Le bateau de Papa

Pour la première fois, Papa a acheté un bateau. Pas un yacht qui se la pète, mais un petit zodiac tout blanc avec aux fesses un moteur Mercury de 20 chevaux, juste assez pour le ski nautique. Pour le bateau et le moteur, Papa a également acheté une remorque Erka, gracieusement accrochée à la 403 familiale.
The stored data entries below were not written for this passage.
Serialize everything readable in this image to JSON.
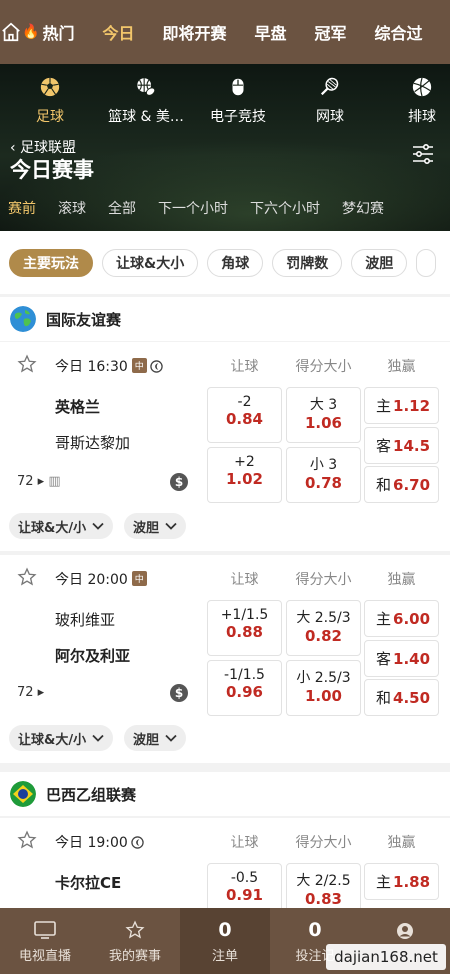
{
  "topnav": {
    "tabs": [
      "热门",
      "今日",
      "即将开赛",
      "早盘",
      "冠军",
      "综合过"
    ]
  },
  "sports": [
    {
      "label": "足球",
      "icon": "soccer-icon"
    },
    {
      "label": "篮球 & 美…",
      "icon": "basketball-icon"
    },
    {
      "label": "电子竞技",
      "icon": "esports-icon"
    },
    {
      "label": "网球",
      "icon": "tennis-icon"
    },
    {
      "label": "排球",
      "icon": "volleyball-icon"
    }
  ],
  "breadcrumb": "足球联盟",
  "page_title": "今日赛事",
  "subtabs": [
    "赛前",
    "滚球",
    "全部",
    "下一个小时",
    "下六个小时",
    "梦幻赛"
  ],
  "chips": [
    "主要玩法",
    "让球&大小",
    "角球",
    "罚牌数",
    "波胆"
  ],
  "columns": {
    "handicap": "让球",
    "totals": "得分大小",
    "winner": "独赢"
  },
  "leagues": [
    {
      "name": "国际友谊赛"
    },
    {
      "name": "巴西乙组联赛"
    }
  ],
  "matches": [
    {
      "time": "今日 16:30",
      "tag": "中",
      "home": "英格兰",
      "away": "哥斯达黎加",
      "more": "72",
      "handicap": [
        {
          "line": "-2",
          "odds": "0.84"
        },
        {
          "line": "+2",
          "odds": "1.02"
        }
      ],
      "totals": [
        {
          "line": "大 3",
          "odds": "1.06"
        },
        {
          "line": "小 3",
          "odds": "0.78"
        }
      ],
      "winner": [
        {
          "label": "主",
          "odds": "1.12"
        },
        {
          "label": "客",
          "odds": "14.5"
        },
        {
          "label": "和",
          "odds": "6.70"
        }
      ],
      "pills": [
        "让球&大/小",
        "波胆"
      ]
    },
    {
      "time": "今日 20:00",
      "tag": "中",
      "home": "玻利维亚",
      "away": "阿尔及利亚",
      "more": "72",
      "handicap": [
        {
          "line": "+1/1.5",
          "odds": "0.88"
        },
        {
          "line": "-1/1.5",
          "odds": "0.96"
        }
      ],
      "totals": [
        {
          "line": "大 2.5/3",
          "odds": "0.82"
        },
        {
          "line": "小 2.5/3",
          "odds": "1.00"
        }
      ],
      "winner": [
        {
          "label": "主",
          "odds": "6.00"
        },
        {
          "label": "客",
          "odds": "1.40"
        },
        {
          "label": "和",
          "odds": "4.50"
        }
      ],
      "pills": [
        "让球&大/小",
        "波胆"
      ]
    },
    {
      "time": "今日 19:00",
      "home": "卡尔拉CE",
      "handicap": [
        {
          "line": "-0.5",
          "odds": "0.91"
        }
      ],
      "totals": [
        {
          "line": "大 2/2.5",
          "odds": "0.83"
        }
      ],
      "winner": [
        {
          "label": "主",
          "odds": "1.88"
        }
      ]
    }
  ],
  "bottombar": {
    "items": [
      {
        "label": "电视直播",
        "icon": "tv-icon"
      },
      {
        "label": "我的赛事",
        "icon": "star-icon"
      },
      {
        "label": "注单",
        "count": "0"
      },
      {
        "label": "投注记",
        "count": "0"
      },
      {
        "label": "",
        "icon": "user-icon"
      }
    ]
  },
  "watermark": "dajian168.net",
  "colors": {
    "brand": "#6b5341",
    "accent": "#f2c66b",
    "odds": "#c02a22",
    "chip_active": "#b08a4a"
  }
}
Pour abriter la remorque (pliable, quand même), Papa a investi dans la location d’un box rue des Cordelières. Pour payer le box… non, là j’arrète.
Toujours est-il que, au mois de Juillet 1969, nous sommes partis sur la Costa Brava, à Rosas (les Catalans disent Roses), dans la ferme intention de fendre les eaux bleues de la grande du même nom à bord de notre esquif.
Arrivés à l’hotel Monterrey, après l’installation dans la chambre, Papa a tiré la remorque sur la plage et a entrepris de monter le bateau. Car vous ne croyez quand même pas que c’était du prêt à naviguer? Tout était minutieusement rangé dans des cartons, avec un mode d’emploi de 57 pages qui aurait donné le tournis à un polytechnicien fayot…
Quatre heures plus tard, nous (enfin, surtout Papa) avions:
– Gonflé un boudin
– Payé le pot à un Belge (pas le pot Belge cher aux cyclistes) qui a essayé de nous aider
– Constitué l’attraction phare des estivants de l’hotel
– Frolé l’incident avec un couple d’Allemands qui se pliait de rire à chaque tentative de faire rentrer un truc dans un machin.
En fin de soirée, une forme blanche qui ressemblait à un zodiac était échouée sur le sable, comme un beau dauphin à l’oeil égrillard. Le seul hic, c’était que l’arceau avant qui était fourni était celui du modèle supérieur.
Il fallait couper.
Papa n’osait pas.
Un Hollandais, qui supportait nos cris et nos ahannements depuis le matin, se procura une scie à l’hotel. Un coup d’oeil à droite, un à gauche.
Le suspense était à son comble.
La scie entama le plastique avec un feulement de chat qu’on égorge. Miracle ! Il avait scié à la bonne dimension !
C’est à une équipe internationale de vacanciers ventrus mais néanmoins serviables que Papa paya l’apéro ce soir là. Quand au bateau, on en a profité jusqu’au dernier jour. A propos, il s’appelait Olifa, le bateau.